By Tom Still
MADISON, Wis. – In its earlier years, the Wisconsin Governor’s Business Plan Contest tended to have more entries from the Madison area and, as a result, more Dane County finalists.
It’s a testimony to progress of Wisconsin’s startup support system that the contest has steadily become more statewide in its geographic mix of entries, as well as those who advance to the final rounds.
As the Jan. 31, 2019, deadline approaches for entering the 16th annual contest, those trends are worth noting by those entrepreneurs across Wisconsin who think they can’t compete with the “gee-whiz” plans entered by ‘treps in Madison and Milwaukee.
In 2018, seven of 12 finalists in the contest hailed from outside Dane County. Eight of 12 finalists in 2016 were from outside the Madison area, and half of the 24 finalists in 2014 and 2015 were non-Dane County entries. In the early 2000’s, it wasn’t unusual to find Madison-area finalists in most of the top spots.
The improved out-state mix isn’t because Madison-area entries were weaker. It’s because entrepreneurs around the state came up with more competitive ideas.
Over time, more than 3,700 plans from more than 310 Wisconsin communities have been entered in the contest. Finalists have included companies such as RevolutionEHR, Vector Surgical, Nerites, Elucent Medical, Fishidy, Lynx Biosciences, Hyde, bluDiagnostics, Strategic Fishing Systems, Optametra, Platypus Technologies, Reza Band, RoWheels, MobCraft Beer, Sector67 and BadgerBites.
Known today as Eat Street, the founders of BadgerBites built what has become one of the nation’s largest online and mobile food ordering and delivery services.
Some lunar-sized craters were left by promising finalists, too, but that’s not unusual in the world of emerging companies. A more striking fact is that past BPC finalists have enjoyed a high survival rate, especially compared to the U.S. startup mortality rate overall. Collectively, past contestants have raised at least $200 million in angel and venture capital and venture debt – all while creating jobs and economic value in Wisconsin.
As the 16th version of the contest heads toward a Jan. 31 deadline at www.govsbizplancontest.com, it’s time for another edition of entrants to make their bids for success.
The contest links up-and-coming entrepreneurs with a statewide network of community resources, expert advice and mentoring, management talent and possible sources of capital. Two workshops are scheduled for people who would like to learn more about entering:
- 6 p.m. Jan. 9 at the Coliseum Bar, 232 E. Olin Ave., Madison, where 2018 grand prize winner Mehrdad Arjmand of NovoMoto will talk about how his company won.
- 1:30 p.m. Jan. 10 at the UW-Milwaukee Accelerator, 1225 Discovery Parkway, Wauwatosa. Loren Forsythe of Shockray Self-Defense will talk about his 2018 category winner.
Contest categories are Advanced Manufacturing, Business Services, Information Technology and Life Sciences. For their initial entries, contestants will submit a 250-word (about 2,000 characters) idea abstract that will be reviewed by members of an 85-person judging panel.

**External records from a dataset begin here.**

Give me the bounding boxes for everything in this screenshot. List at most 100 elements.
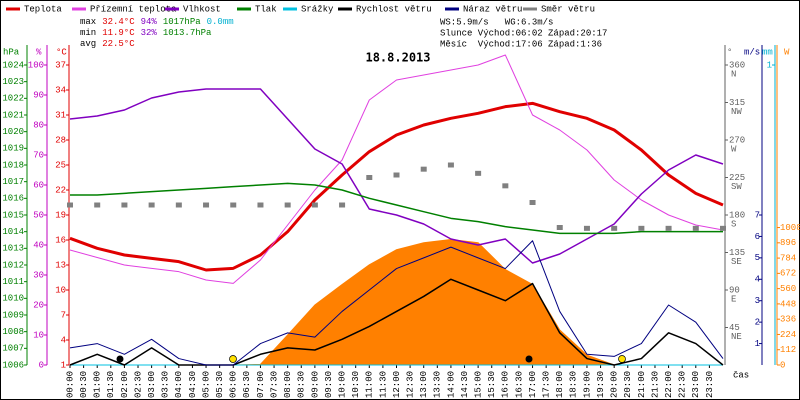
tick-label: 0 (39, 360, 44, 370)
tick-label: 37 (55, 60, 66, 70)
wind-direction-point (447, 162, 454, 168)
wind-direction-point (611, 225, 618, 231)
x-tick-label: 13:00 (419, 371, 429, 398)
tick-label: 80 (33, 120, 44, 130)
stats-line: max 32.4°C 94% 1017hPa 0.0mm (80, 17, 234, 27)
legend-label: Přízemní teplota (90, 4, 177, 14)
wind-direction-point (148, 202, 155, 208)
compass-label: E (731, 294, 736, 304)
tick-label: 672 (780, 269, 796, 279)
tick-label: 448 (780, 299, 796, 309)
tick-label: 112 (780, 345, 796, 355)
x-tick-label: 01:30 (106, 371, 116, 398)
stat-value: 0.0mm (207, 17, 234, 27)
wind-direction-point (257, 202, 264, 208)
x-tick-label: 17:30 (542, 371, 552, 398)
tick-label: 60 (33, 180, 44, 190)
tick-label: 70 (33, 150, 44, 160)
wind-direction-point (311, 202, 318, 208)
wind-direction-point (502, 183, 509, 189)
moon-icon (116, 355, 124, 363)
stat-value: avg (80, 39, 96, 49)
wind-direction-point (366, 175, 373, 180)
x-tick-label: 05:30 (215, 371, 225, 398)
x-tick-label: 21:30 (650, 371, 660, 398)
tick-label: 1010 (2, 294, 24, 304)
tick-label: 896 (780, 238, 796, 248)
tick-label: 7 (61, 310, 66, 320)
tick-label: 50 (33, 210, 44, 220)
compass-label: SE (731, 257, 742, 267)
x-tick-label: 07:00 (256, 371, 266, 398)
wind-direction-point (339, 202, 346, 208)
legend-label: Vlhkost (183, 4, 221, 14)
tick-label: 1 (767, 60, 772, 70)
wind-direction-point (583, 225, 590, 231)
x-tick-label: 14:30 (460, 371, 470, 398)
tick-label: 270 (729, 135, 745, 145)
tick-label: 1020 (2, 127, 24, 137)
compass-label: W (731, 144, 737, 154)
tick-label: 784 (780, 253, 796, 263)
x-tick-label: 09:30 (324, 371, 334, 398)
tick-label: 25 (55, 160, 66, 170)
tick-label: 1009 (2, 310, 24, 320)
tick-label: 1022 (2, 94, 24, 104)
x-tick-label: 04:00 (174, 371, 184, 398)
x-tick-label: 11:30 (378, 371, 388, 398)
tick-label: 0 (780, 360, 785, 370)
tick-label: 135 (729, 248, 745, 258)
tick-label: 1012 (2, 260, 24, 270)
x-tick-label: 10:00 (337, 371, 347, 398)
tick-label: 90 (33, 90, 44, 100)
tick-label: 1018 (2, 160, 24, 170)
stats-line: min 11.9°C 32% 1013.7hPa (80, 28, 212, 38)
x-tick-label: 20:00 (610, 371, 620, 398)
info-line: Slunce Východ:06:02 Západ:20:17 (440, 28, 607, 38)
series-line (69, 240, 724, 366)
x-tick-label: 03:00 (147, 371, 157, 398)
series-line (69, 88, 724, 264)
tick-label: 34 (55, 85, 66, 95)
x-tick-label: 16:00 (501, 371, 511, 398)
x-tick-label: 12:30 (405, 371, 415, 398)
tick-label: 1023 (2, 77, 24, 87)
tick-label: 1015 (2, 210, 24, 220)
x-tick-label: 10:30 (351, 371, 361, 398)
tick-label: 30 (33, 270, 44, 280)
stat-value: max (80, 17, 96, 27)
tick-label: 1016 (2, 194, 24, 204)
tick-label: 1019 (2, 144, 24, 154)
stat-value: 22.5°C (102, 39, 135, 49)
tick-label: 4 (755, 275, 760, 285)
tick-label: 31 (55, 110, 66, 120)
stat-value: 1017hPa (163, 17, 201, 27)
tick-label: 180 (729, 210, 745, 220)
tick-label: 2 (755, 318, 760, 328)
x-tick-label: 17:00 (528, 371, 538, 398)
wind-direction-point (692, 225, 699, 231)
x-tick-label: 08:30 (297, 371, 307, 398)
tick-label: 100 (28, 60, 44, 70)
wind-direction-point (529, 200, 536, 205)
axis-unit: m/s (744, 47, 760, 57)
tick-label: 1013 (2, 244, 24, 254)
wind-direction-point (203, 202, 210, 208)
tick-label: 1 (61, 360, 66, 370)
wind-direction-point (393, 172, 400, 178)
x-tick-label: 23:00 (691, 371, 701, 398)
x-tick-label: 13:30 (433, 371, 443, 398)
stat-value: 94% (141, 17, 158, 27)
x-tick-label: 05:00 (201, 371, 211, 398)
series-line (70, 182, 723, 235)
compass-label: N (731, 69, 736, 79)
x-tick-label: 00:00 (65, 371, 75, 398)
tick-label: 4 (61, 335, 66, 345)
tick-label: 7 (755, 210, 760, 220)
info-line: Měsíc Východ:17:06 Západ:1:36 (440, 39, 602, 49)
wind-direction-point (230, 202, 237, 208)
tick-label: 19 (55, 210, 66, 220)
stat-value: 32% (141, 28, 158, 38)
compass-label: NE (731, 332, 742, 342)
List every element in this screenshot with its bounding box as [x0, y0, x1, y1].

Wisconsin residents 18 years old and older are eligible, as are teams from state-based businesses and organizations. Businesses or teams from outside the state are also eligible if they demonstrate intent to base their business in Wisconsin. Entrepreneurs may also enter multiple ideas; companies or individuals that have raised less than $25,000 in private equity for their plans in a current form may enter.

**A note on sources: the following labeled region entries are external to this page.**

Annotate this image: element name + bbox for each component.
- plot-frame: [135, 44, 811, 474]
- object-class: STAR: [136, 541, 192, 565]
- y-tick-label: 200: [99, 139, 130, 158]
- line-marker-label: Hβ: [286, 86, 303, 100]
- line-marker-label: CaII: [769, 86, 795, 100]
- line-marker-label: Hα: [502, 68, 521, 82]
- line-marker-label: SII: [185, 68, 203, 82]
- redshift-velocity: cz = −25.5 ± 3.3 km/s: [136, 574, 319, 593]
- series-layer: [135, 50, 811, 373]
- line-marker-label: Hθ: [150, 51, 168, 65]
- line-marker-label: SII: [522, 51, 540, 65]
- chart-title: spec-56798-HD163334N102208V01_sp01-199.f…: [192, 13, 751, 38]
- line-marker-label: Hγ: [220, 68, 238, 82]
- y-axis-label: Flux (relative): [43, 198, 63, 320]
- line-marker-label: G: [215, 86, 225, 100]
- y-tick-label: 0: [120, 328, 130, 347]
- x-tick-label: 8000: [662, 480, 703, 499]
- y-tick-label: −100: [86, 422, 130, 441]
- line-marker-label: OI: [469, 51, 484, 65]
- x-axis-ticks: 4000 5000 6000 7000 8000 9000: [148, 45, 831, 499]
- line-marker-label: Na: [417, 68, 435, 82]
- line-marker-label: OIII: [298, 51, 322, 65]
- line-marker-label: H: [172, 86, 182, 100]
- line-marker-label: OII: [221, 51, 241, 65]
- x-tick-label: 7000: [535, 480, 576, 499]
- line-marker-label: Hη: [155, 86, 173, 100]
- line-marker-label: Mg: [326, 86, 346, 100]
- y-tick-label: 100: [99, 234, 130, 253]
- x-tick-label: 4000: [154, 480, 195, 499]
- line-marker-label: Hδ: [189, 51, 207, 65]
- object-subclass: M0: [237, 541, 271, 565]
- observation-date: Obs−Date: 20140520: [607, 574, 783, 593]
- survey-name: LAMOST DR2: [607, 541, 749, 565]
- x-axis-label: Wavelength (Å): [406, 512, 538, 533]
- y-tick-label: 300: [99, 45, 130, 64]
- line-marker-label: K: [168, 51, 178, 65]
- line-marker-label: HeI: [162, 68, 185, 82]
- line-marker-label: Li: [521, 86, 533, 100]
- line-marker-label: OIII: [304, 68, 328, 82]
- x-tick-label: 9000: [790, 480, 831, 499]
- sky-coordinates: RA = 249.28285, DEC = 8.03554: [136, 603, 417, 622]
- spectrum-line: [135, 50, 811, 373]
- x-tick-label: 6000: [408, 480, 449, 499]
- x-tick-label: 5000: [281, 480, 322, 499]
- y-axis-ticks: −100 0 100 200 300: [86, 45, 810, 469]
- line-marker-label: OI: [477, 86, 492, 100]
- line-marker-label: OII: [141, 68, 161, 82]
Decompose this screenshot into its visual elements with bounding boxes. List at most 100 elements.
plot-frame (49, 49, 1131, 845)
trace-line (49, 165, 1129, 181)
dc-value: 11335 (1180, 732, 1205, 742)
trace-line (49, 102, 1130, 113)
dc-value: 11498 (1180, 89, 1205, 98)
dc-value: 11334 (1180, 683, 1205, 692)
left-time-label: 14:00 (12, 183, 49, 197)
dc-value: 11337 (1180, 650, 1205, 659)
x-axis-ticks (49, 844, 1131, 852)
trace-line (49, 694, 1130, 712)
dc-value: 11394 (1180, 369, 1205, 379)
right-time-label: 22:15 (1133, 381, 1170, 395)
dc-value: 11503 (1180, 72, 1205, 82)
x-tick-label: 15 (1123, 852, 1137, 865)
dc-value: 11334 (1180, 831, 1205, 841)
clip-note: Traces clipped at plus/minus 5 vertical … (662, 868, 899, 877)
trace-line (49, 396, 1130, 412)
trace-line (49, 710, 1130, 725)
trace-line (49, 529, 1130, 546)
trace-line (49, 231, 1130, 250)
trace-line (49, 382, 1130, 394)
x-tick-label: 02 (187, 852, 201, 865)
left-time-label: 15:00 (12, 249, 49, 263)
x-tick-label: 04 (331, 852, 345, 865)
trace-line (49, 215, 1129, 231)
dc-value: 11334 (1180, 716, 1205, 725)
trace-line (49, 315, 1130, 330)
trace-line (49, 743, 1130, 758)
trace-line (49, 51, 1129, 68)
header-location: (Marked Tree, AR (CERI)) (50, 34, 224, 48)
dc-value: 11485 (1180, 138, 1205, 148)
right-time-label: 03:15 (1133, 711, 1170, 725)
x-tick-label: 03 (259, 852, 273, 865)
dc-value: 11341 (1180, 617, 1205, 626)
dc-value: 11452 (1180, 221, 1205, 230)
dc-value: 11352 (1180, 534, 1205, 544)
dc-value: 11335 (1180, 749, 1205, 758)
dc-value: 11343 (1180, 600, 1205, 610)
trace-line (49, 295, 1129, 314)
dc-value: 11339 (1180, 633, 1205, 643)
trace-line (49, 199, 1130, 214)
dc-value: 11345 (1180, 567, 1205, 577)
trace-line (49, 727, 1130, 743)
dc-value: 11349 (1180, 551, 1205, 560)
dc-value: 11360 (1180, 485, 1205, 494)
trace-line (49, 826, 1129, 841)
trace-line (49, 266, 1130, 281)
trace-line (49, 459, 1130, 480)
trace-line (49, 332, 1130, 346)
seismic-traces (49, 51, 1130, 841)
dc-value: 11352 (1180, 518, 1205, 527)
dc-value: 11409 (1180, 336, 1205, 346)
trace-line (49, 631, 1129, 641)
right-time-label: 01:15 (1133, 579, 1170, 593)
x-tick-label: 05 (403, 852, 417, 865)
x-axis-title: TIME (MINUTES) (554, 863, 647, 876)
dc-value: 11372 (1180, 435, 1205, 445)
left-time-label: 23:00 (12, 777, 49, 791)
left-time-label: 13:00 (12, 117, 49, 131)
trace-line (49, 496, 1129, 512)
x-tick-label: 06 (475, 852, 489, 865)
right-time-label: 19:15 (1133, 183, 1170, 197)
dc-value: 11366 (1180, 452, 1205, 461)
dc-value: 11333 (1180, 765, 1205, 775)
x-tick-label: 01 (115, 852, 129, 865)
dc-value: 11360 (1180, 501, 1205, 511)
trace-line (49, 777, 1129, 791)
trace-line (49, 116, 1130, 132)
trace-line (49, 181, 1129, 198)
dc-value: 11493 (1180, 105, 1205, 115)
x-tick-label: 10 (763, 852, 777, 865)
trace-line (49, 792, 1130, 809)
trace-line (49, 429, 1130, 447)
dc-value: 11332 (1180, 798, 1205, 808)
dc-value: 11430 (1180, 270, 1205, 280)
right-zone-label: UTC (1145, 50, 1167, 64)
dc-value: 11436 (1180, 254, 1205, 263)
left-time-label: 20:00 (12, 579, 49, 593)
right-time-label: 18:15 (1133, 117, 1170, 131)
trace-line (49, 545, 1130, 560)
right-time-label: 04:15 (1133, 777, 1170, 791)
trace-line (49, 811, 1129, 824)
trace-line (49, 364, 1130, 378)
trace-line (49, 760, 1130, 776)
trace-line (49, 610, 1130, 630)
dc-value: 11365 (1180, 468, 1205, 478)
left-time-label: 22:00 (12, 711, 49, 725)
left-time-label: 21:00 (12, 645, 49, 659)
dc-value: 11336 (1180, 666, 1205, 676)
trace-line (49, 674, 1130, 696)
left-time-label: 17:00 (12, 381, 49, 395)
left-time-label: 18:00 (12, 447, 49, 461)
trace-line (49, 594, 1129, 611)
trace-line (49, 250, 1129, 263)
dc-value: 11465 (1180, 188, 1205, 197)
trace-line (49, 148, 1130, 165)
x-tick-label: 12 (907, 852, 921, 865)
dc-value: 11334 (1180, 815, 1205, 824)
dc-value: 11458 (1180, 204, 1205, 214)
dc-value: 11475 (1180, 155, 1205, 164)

Twenty-five finalists will be selected in May and a dozen top contestants will present at the Wisconsin Entrepreneurs’ Conference in June.

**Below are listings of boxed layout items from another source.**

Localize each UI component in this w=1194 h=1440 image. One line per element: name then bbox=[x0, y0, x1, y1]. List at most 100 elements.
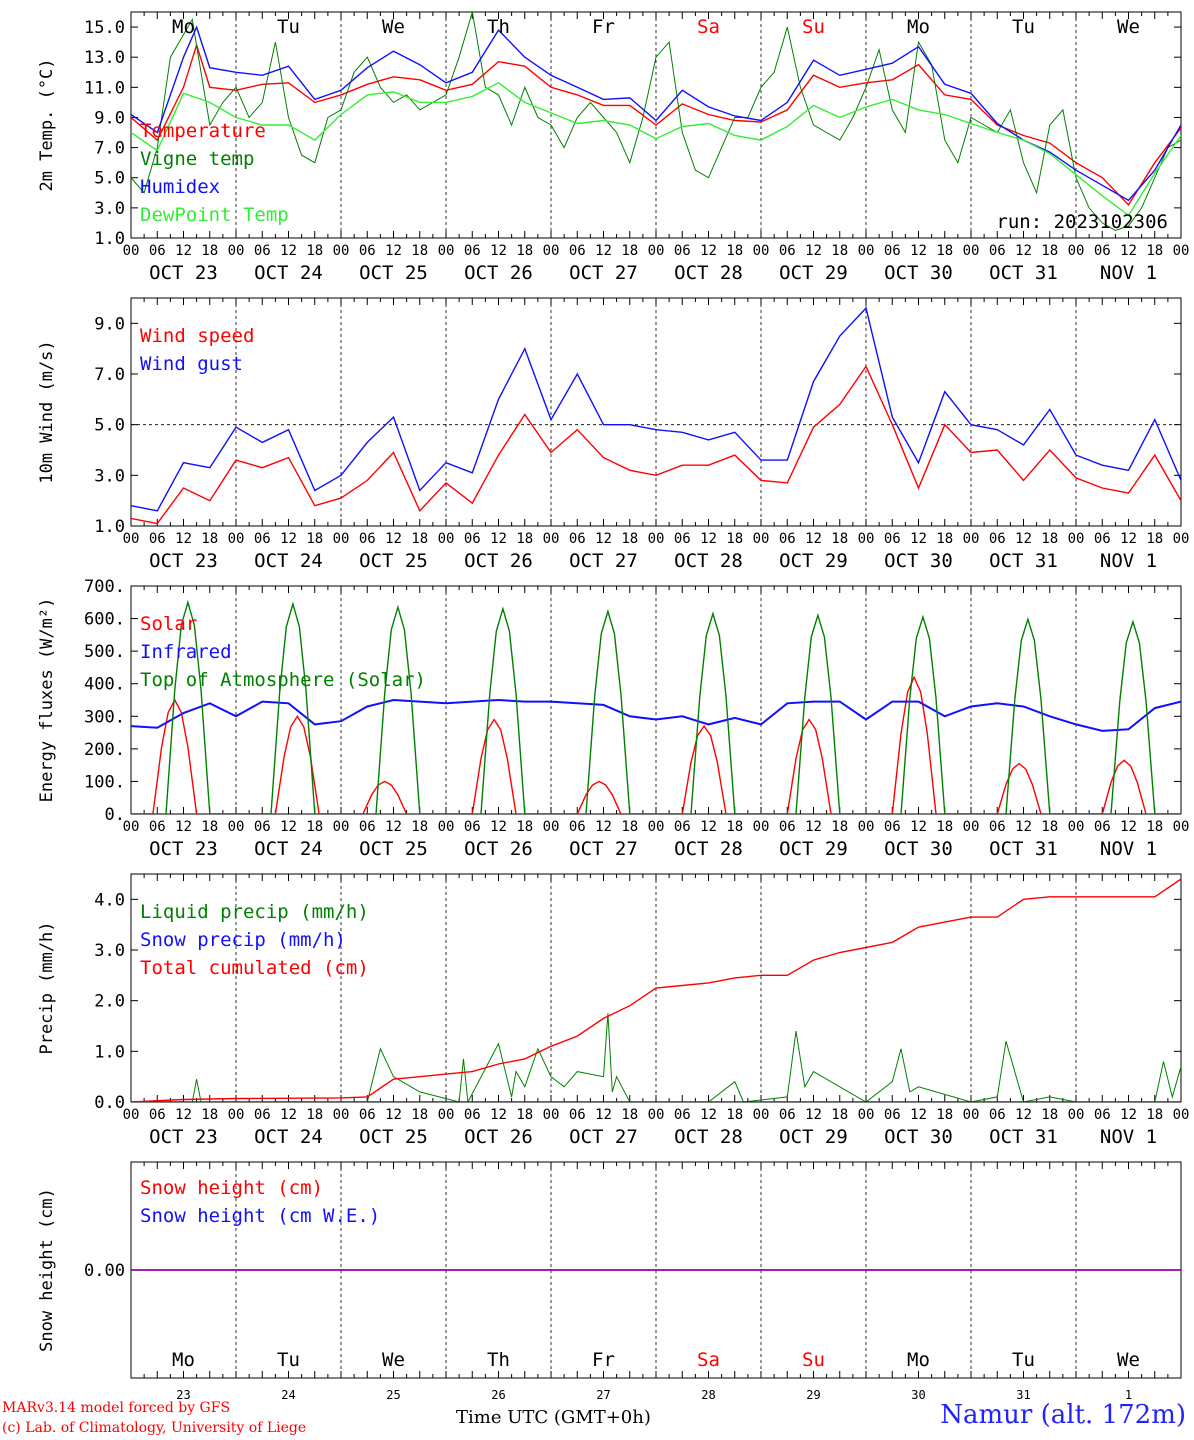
run-label: run: 2023102306 bbox=[996, 211, 1168, 233]
hour-label: 12 bbox=[385, 1107, 402, 1123]
series-group bbox=[131, 599, 1181, 814]
hour-label: 12 bbox=[1015, 531, 1032, 547]
date-label: OCT 28 bbox=[674, 550, 743, 572]
y-tick-label: 11.0 bbox=[84, 78, 125, 98]
date-label: OCT 31 bbox=[989, 550, 1058, 572]
hour-label: 12 bbox=[385, 243, 402, 259]
hour-label: 18 bbox=[201, 243, 218, 259]
hour-label: 12 bbox=[595, 819, 612, 835]
day-number: 25 bbox=[386, 1388, 400, 1402]
day-name: Su bbox=[802, 16, 825, 38]
hour-label: 00 bbox=[123, 819, 140, 835]
hour-label: 06 bbox=[1094, 531, 1111, 547]
hour-label: 00 bbox=[1173, 243, 1190, 259]
series-line-vigne-temp bbox=[131, 12, 1181, 232]
hour-label: 00 bbox=[753, 1107, 770, 1123]
hour-label: 06 bbox=[569, 243, 586, 259]
hour-label: 12 bbox=[175, 243, 192, 259]
hour-label: 18 bbox=[936, 531, 953, 547]
series-line-wind-speed bbox=[131, 364, 1181, 525]
hour-label: 18 bbox=[411, 531, 428, 547]
hour-label: 00 bbox=[543, 243, 560, 259]
hour-label: 18 bbox=[516, 1107, 533, 1123]
legend-entry: Liquid precip (mm/h) bbox=[140, 901, 369, 923]
hour-label: 12 bbox=[910, 819, 927, 835]
hour-label: 06 bbox=[254, 531, 271, 547]
series-line-infrared bbox=[131, 698, 1181, 732]
panel-1: 1.0 3.0 5.0 7.0 9.0 11.0 13.0 15.0 2m Temp. (°C)… bbox=[37, 11, 1190, 284]
date-label: OCT 31 bbox=[989, 1126, 1058, 1148]
hour-label: 18 bbox=[831, 531, 848, 547]
hour-label: 00 bbox=[438, 531, 455, 547]
hour-label: 18 bbox=[306, 243, 323, 259]
day-name: We bbox=[1117, 16, 1140, 38]
hour-label: 00 bbox=[228, 243, 245, 259]
date-label: OCT 27 bbox=[569, 1126, 638, 1148]
hour-label: 12 bbox=[595, 1107, 612, 1123]
hour-label: 06 bbox=[464, 1107, 481, 1123]
hour-label: 12 bbox=[280, 531, 297, 547]
date-label: OCT 29 bbox=[779, 550, 848, 572]
hour-label: 06 bbox=[569, 531, 586, 547]
day-number: 31 bbox=[1016, 1388, 1030, 1402]
date-label: OCT 26 bbox=[464, 1126, 533, 1148]
hour-label: 06 bbox=[464, 819, 481, 835]
hour-label: 12 bbox=[1015, 1107, 1032, 1123]
hour-label: 00 bbox=[858, 819, 875, 835]
hour-label: 12 bbox=[595, 243, 612, 259]
hour-label: 06 bbox=[884, 243, 901, 259]
hour-label: 00 bbox=[963, 819, 980, 835]
day-name: Tu bbox=[1012, 1349, 1035, 1371]
series-line-wind-gust bbox=[131, 306, 1181, 512]
hour-label: 06 bbox=[254, 819, 271, 835]
date-label: OCT 25 bbox=[359, 1126, 428, 1148]
legend-entry: Wind gust bbox=[140, 353, 243, 375]
hour-label: 18 bbox=[201, 1107, 218, 1123]
y-axis-title: Snow height (cm) bbox=[37, 1188, 57, 1352]
y-tick-label: 9.0 bbox=[94, 314, 125, 334]
legend-entry: Snow height (cm) bbox=[140, 1177, 323, 1199]
lab-credit: (c) Lab. of Climatology, University of L… bbox=[2, 1420, 307, 1436]
hour-label: 12 bbox=[1120, 819, 1137, 835]
hour-label: 00 bbox=[648, 819, 665, 835]
hour-label: 06 bbox=[779, 819, 796, 835]
y-tick-label: 400. bbox=[84, 675, 125, 695]
hour-label: 00 bbox=[123, 531, 140, 547]
hour-label: 00 bbox=[1068, 819, 1085, 835]
hour-label: 00 bbox=[123, 243, 140, 259]
panel-3: 0. 100. 200. 300. 400. 500. 600. 700. Energy flu… bbox=[37, 577, 1189, 860]
date-label: OCT 24 bbox=[254, 262, 323, 284]
date-label: OCT 27 bbox=[569, 838, 638, 860]
hour-label: 12 bbox=[1120, 243, 1137, 259]
hour-label: 12 bbox=[385, 819, 402, 835]
legend-entry: Snow height (cm W.E.) bbox=[140, 1205, 380, 1227]
hour-label: 18 bbox=[1041, 1107, 1058, 1123]
hour-label: 12 bbox=[490, 531, 507, 547]
hour-label: 12 bbox=[700, 243, 717, 259]
legend-entry: Temperature bbox=[140, 120, 266, 142]
hour-label: 00 bbox=[333, 243, 350, 259]
day-name: Tu bbox=[1012, 16, 1035, 38]
date-label: OCT 25 bbox=[359, 262, 428, 284]
day-name: Su bbox=[802, 1349, 825, 1371]
series-group bbox=[131, 306, 1181, 525]
hour-label: 06 bbox=[254, 243, 271, 259]
date-label: OCT 25 bbox=[359, 550, 428, 572]
hour-label: 12 bbox=[175, 1107, 192, 1123]
hour-label: 06 bbox=[359, 819, 376, 835]
day-number: 29 bbox=[806, 1388, 820, 1402]
date-label: NOV 1 bbox=[1100, 1126, 1157, 1148]
hour-label: 00 bbox=[333, 819, 350, 835]
hour-label: 12 bbox=[1120, 1107, 1137, 1123]
series-group bbox=[131, 878, 1181, 1102]
date-label: OCT 28 bbox=[674, 1126, 743, 1148]
date-label: OCT 24 bbox=[254, 838, 323, 860]
day-name: Th bbox=[487, 16, 510, 38]
date-label: OCT 23 bbox=[149, 550, 218, 572]
hour-label: 00 bbox=[1173, 531, 1190, 547]
y-axis-title: Precip (mm/h) bbox=[37, 921, 57, 1054]
hour-label: 06 bbox=[884, 531, 901, 547]
legend-entry: DewPoint Temp bbox=[140, 204, 289, 226]
hour-label: 00 bbox=[963, 1107, 980, 1123]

It’s free to enter and the contest is conducted in stages, which means people can walk before they run. A March 5 seminar for the semi-finalists will be held in Waukesha to provide help with taking a business plan to the next stage.
For a growing list of emerging companies in Wisconsin, it all started with an idea and a plan. Take your idea from cocktail-napkin notes to reality. Resolve to start your new year by entering the Wisconsin Governor’s Business Plan Contest.
Still is president of the Wisconsin Technology Council. He is the former associate editor of the Wisconsin State Journal.